2 Samuel 17:17-29; John 20:1-18; Psalm 119:129-136; Proverbs 26:20
NT: “On the first day of the week Mary Magdalene came to the tomb early, while it was still dark. She saw that the stone had been removed from the tomb. So she went running to Simon Peter and to the other disciple, the one Jesus loved, and said to them, “They’ve taken the Lord out of the tomb, and we don’t know where they’ve put him!” At that, Peter and the other disciple went out, heading for the tomb… The wrapping that had been on his head was not lying with the linen cloths but was folded up in a separate place by itself… But Mary stood outside the tomb, crying. As she was crying, she stooped to look into the tomb. She saw two angels in white sitting where Jesus’s body had been lying, one at the head and the other at the feet. They said to her, “Woman, why are you crying?” “Because they’ve taken away my Lord,” she told them, “and I don’t know where they’ve put him.” Having said this, she turned around and saw Jesus standing there, but she did not know it was Jesus. “Woman,” Jesus said to her, “why are you crying? Who is it that you’re seeking?” Supposing he was the gardener, she replied, “Sir, if you’ve carried him away, tell me where you’ve put him, and I will take him away.” Jesus said to her, “Mary.” Turning around, she said to him in Aramaic, “Rabboni!” — which means “Teacher.” “Don’t cling to me,” Jesus told her, “since I have not yet ascended to the Father. But go to my brothers and tell them that I am ascending to my Father and your Father, to my God and your God.”” (John 20:1-3, 7, 11-17 CSB)
Even though, multiple times, Jesus taught that He would rise again on the 3rd day, His disciples and followers were still blinded to that reality.
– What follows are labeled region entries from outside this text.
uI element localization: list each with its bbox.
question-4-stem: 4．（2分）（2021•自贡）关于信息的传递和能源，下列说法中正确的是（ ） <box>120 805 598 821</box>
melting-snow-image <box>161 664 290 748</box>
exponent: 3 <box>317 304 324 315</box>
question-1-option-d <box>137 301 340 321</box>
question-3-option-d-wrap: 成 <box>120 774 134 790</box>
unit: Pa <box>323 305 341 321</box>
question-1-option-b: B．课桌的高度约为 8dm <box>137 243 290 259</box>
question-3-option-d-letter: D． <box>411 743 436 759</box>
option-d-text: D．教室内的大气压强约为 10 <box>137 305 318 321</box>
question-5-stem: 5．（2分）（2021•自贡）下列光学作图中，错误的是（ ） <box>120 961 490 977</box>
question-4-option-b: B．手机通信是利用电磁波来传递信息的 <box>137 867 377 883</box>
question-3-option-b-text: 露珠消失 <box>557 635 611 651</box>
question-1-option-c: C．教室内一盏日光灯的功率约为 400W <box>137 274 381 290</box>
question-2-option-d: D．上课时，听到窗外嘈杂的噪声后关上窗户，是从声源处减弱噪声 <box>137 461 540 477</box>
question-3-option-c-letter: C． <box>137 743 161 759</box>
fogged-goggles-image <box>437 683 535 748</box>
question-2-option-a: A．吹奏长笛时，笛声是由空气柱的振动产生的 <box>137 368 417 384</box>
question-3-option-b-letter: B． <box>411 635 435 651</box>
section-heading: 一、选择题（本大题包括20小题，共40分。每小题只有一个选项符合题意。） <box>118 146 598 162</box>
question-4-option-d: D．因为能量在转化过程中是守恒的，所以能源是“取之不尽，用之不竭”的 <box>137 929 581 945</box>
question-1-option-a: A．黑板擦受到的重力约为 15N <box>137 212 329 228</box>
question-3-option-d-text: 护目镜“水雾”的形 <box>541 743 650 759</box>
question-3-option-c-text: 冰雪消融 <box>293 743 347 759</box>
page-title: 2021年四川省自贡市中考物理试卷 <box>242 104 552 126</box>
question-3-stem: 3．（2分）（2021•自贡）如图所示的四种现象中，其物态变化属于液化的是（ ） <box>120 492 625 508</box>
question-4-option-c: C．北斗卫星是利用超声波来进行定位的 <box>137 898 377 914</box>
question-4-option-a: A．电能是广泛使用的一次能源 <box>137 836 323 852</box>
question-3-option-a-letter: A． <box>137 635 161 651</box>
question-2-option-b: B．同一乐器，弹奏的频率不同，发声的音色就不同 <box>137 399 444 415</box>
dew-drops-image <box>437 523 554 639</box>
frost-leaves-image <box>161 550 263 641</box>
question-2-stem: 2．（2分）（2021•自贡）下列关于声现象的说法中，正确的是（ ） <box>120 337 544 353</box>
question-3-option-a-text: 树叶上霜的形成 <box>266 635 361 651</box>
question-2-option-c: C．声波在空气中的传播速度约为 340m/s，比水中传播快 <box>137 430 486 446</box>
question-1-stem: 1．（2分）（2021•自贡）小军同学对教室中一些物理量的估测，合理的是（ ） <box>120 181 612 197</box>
Mary Magdalene, the first person to arrive at the empty tomb, instead of realizing that Jesus had risen, assumed that His body had been stolen. Peter and John, apparently didn’t know what to think… but they didn’t realize that He had risen either… even after seeing Jesus’ grave clothes neatly lying in place. Grave clothes were not a robe that could easily be removed. Grave clothes were strips of linen strips of cloth that were tightly wrapped around the dead body with spices in between the layers of cloth. If someone had stolen the body, they would have taken the body in the grave clothes… and if they had attempted to remove the grave clothes, it would have left a huge mess. The evidence clearly pointed that Jesus’ body was not stolen. Even after having angels appear to her, Mary was still convinced that Jesus’ body had been stolen. It wasn’t until Jesus spoke her name that her eyes were opened and she finally had the revelation that Jesus was alive.
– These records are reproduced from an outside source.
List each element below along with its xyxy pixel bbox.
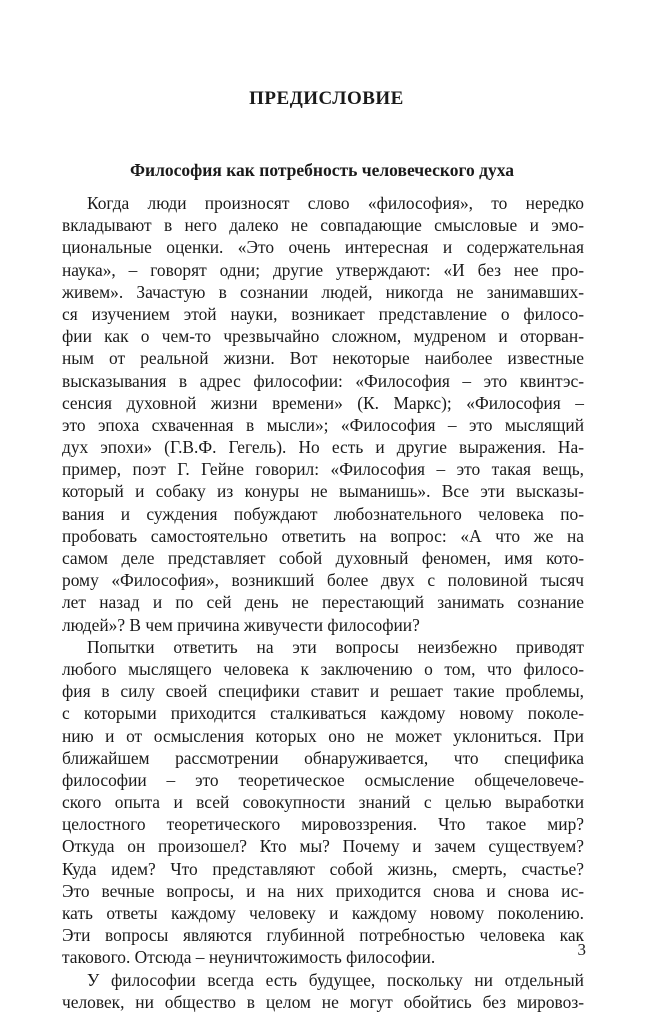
text-line: с которыми приходится сталкиваться каждому новому поколе- — [62, 703, 584, 724]
page-number: 3 — [577, 940, 586, 959]
text-line: фии как о чем-то чрезвычайно сложном, мудреном и оторван- — [62, 326, 584, 347]
text-line: Откуда он произошел? Кто мы? Почему и зачем существуем? — [62, 836, 584, 857]
text-line: У философии всегда есть будущее, поскольку ни отдельный — [87, 969, 584, 990]
text-line: вкладывают в него далеко не совпадающие смысловые и эмо- — [62, 215, 584, 236]
text-line: любого мыслящего человека к заключению о том, что филосо- — [62, 658, 584, 679]
text-line: циональные оценки. «Это очень интересная и содержательная — [62, 237, 584, 258]
text-line: дух эпохи» (Г.В.Ф. Гегель). Но есть и другие выражения. На- — [62, 437, 584, 458]
text-line: нию и от осмысления которых оно не может уклониться. При — [62, 725, 584, 746]
body-text — [62, 192, 584, 1013]
text-line: людей»? В чем причина живучести философии? — [62, 614, 420, 635]
text-line: ным от реальной жизни. Вот некоторые наиболее известные — [62, 348, 584, 369]
text-line: человек, ни общество в целом не могут обойтись без мировоз- — [62, 991, 584, 1012]
text-line: самом деле представляет собой духовный феномен, имя кото- — [62, 548, 584, 568]
text-line: это эпоха схваченная в мысли»; «Философия – это мыслящий — [62, 414, 584, 435]
text-line: кать ответы каждому человеку и каждому новому поколению. — [62, 903, 584, 923]
text-line: который и собаку из конуры не выманишь». Все эти высказы- — [62, 481, 584, 502]
text-line: пример, поэт Г. Гейне говорил: «Философия – это такая вещь, — [62, 459, 584, 480]
text-line: наука», – говорят одни; другие утверждают: «И без нее про- — [62, 259, 584, 280]
text-line: лет назад и по сей день не перестающий занимать сознание — [62, 592, 584, 613]
text-line: ся изучением этой науки, возникает представление о филосо- — [62, 303, 584, 324]
text-line: пробовать самостоятельно ответить на вопрос: «А что же на — [62, 525, 584, 546]
text-line: Это вечные вопросы, и на них приходится снова и снова ис- — [62, 880, 584, 901]
text-line: философии – это теоретическое осмысление общечеловече- — [62, 769, 584, 790]
text-line: Куда идем? Что представляют собой жизнь, смерть, счастье? — [62, 858, 584, 879]
text-line: живем». Зачастую в сознании людей, никогда не занимавших- — [62, 281, 584, 302]
text-line: ского опыта и всей совокупности знаний с целью выработки — [62, 792, 584, 813]
text-line: такового. Отсюда – неуничтожимость философии. — [62, 947, 436, 968]
text-line: Когда люди произносят слово «философия», то нередко — [87, 193, 584, 213]
text-line: Попытки ответить на эти вопросы неизбежно приводят — [87, 636, 584, 657]
text-line: рому «Философия», возникший более двух с половиной тысяч — [62, 570, 584, 591]
text-line: фия в силу своей специфики ставит и решает такие проблемы, — [62, 681, 584, 702]
text-line: сенсия духовной жизни времени» (К. Маркс); «Философия – — [62, 392, 584, 413]
text-line: ближайшем рассмотрении обнаруживается, что специфика — [62, 747, 584, 768]
text-line: вания и суждения побуждают любознательного человека по- — [62, 503, 584, 524]
section-heading: Философия как потребность человеческого духа — [129, 160, 515, 180]
text-line: Эти вопросы являются глубинной потребностью человека как — [62, 925, 584, 946]
text-line: высказывания в адрес философии: «Философия – это квинтэс- — [62, 370, 584, 391]
text-line: целостного теоретического мировоззрения. Что такое мир? — [62, 814, 584, 835]
page-title: ПРЕДИСЛОВИЕ — [249, 88, 404, 109]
Psalms: “Your decrees are wondrous; therefore I obey them. The revelation of your words brings light and gives understanding to the inexperienced. I open my mouth and pant because I long for your commands. Turn to me and be gracious to me, as is your practice toward those who love your name. Make my steps steady through your promise; don’t let any sin dominate me. Redeem me from human oppression, and I will keep your precepts. Make your face shine on your servant, and teach me your statutes. My eyes pour out streams of tears because people do not follow your instruction.” (Psalms 119:129-136 CSB)
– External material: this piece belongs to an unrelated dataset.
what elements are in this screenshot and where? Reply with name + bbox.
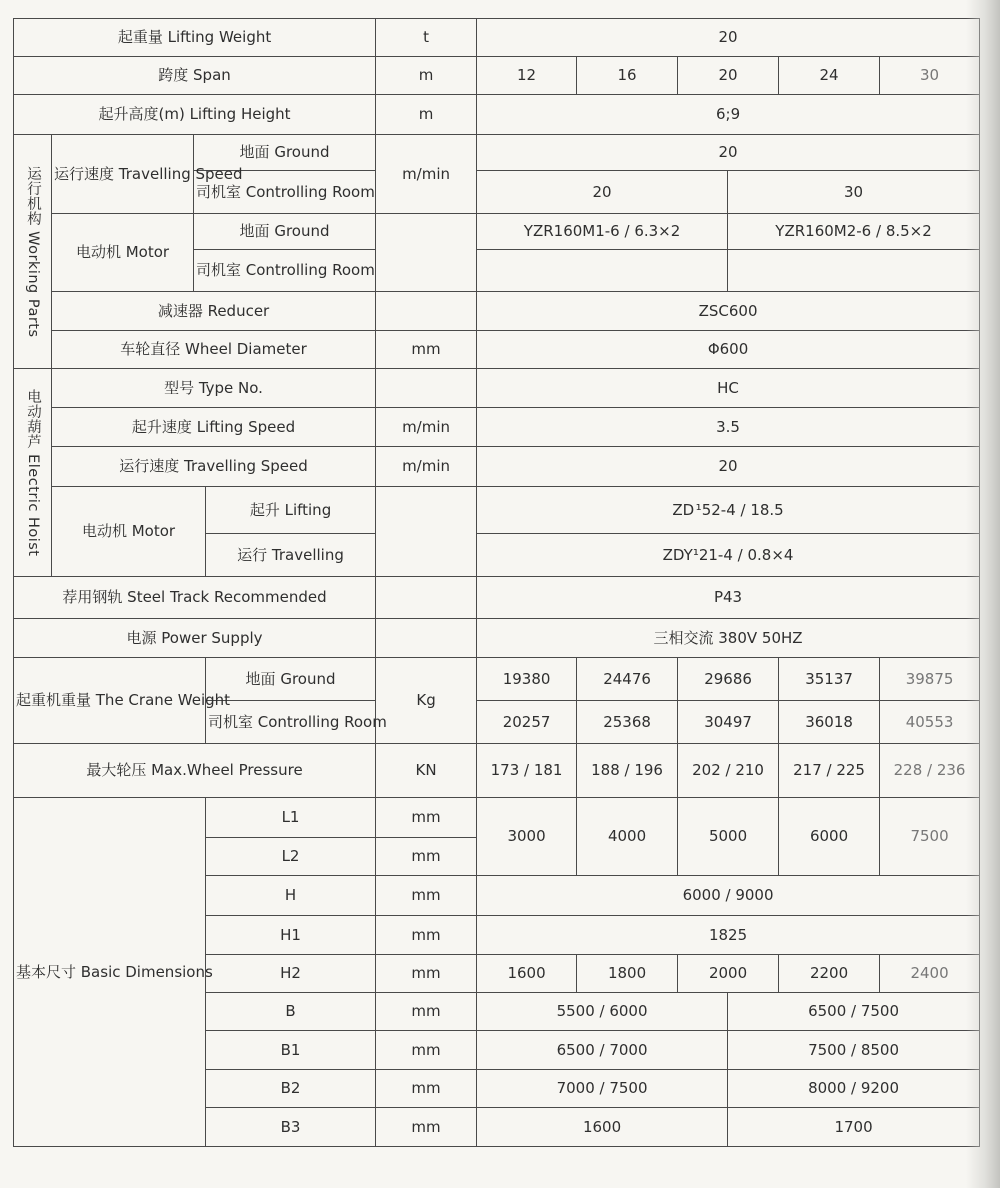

As I read the psalmist’s description of God’s word, it challenges me. He wrote that the decrees (testimonies) of God’s word that testify to Who He is were so wonderful that He was compelled to obey God’s laws. He then wrote that God’s words not only bring the revelation of God, but also bring light and understanding. So enthralled by God’s word was he, that he desperately longed for them like a thirsty man pants after water. He then ended this stanza by expressing the deep sadness that comes over him when people reject God’s words and don’t experience the wonder, revelation, light, and understanding that He experienced. Do I allow myself to stand in awe and wonder at the beauty of God’s word? Do I allow myself to be completely amazed time and time again at God as He reveals Himself by His word? Am I compelled to obey God’s word, will, and ways because of the life if gives me? Do I long desperately to be led by God’s word every day? Do I weep for those who choose to reject God’s word? I hope so… and to whatever degree that I don’t, I ask God (like the psalmist did) to be gracious to me like He always is for people who love His name.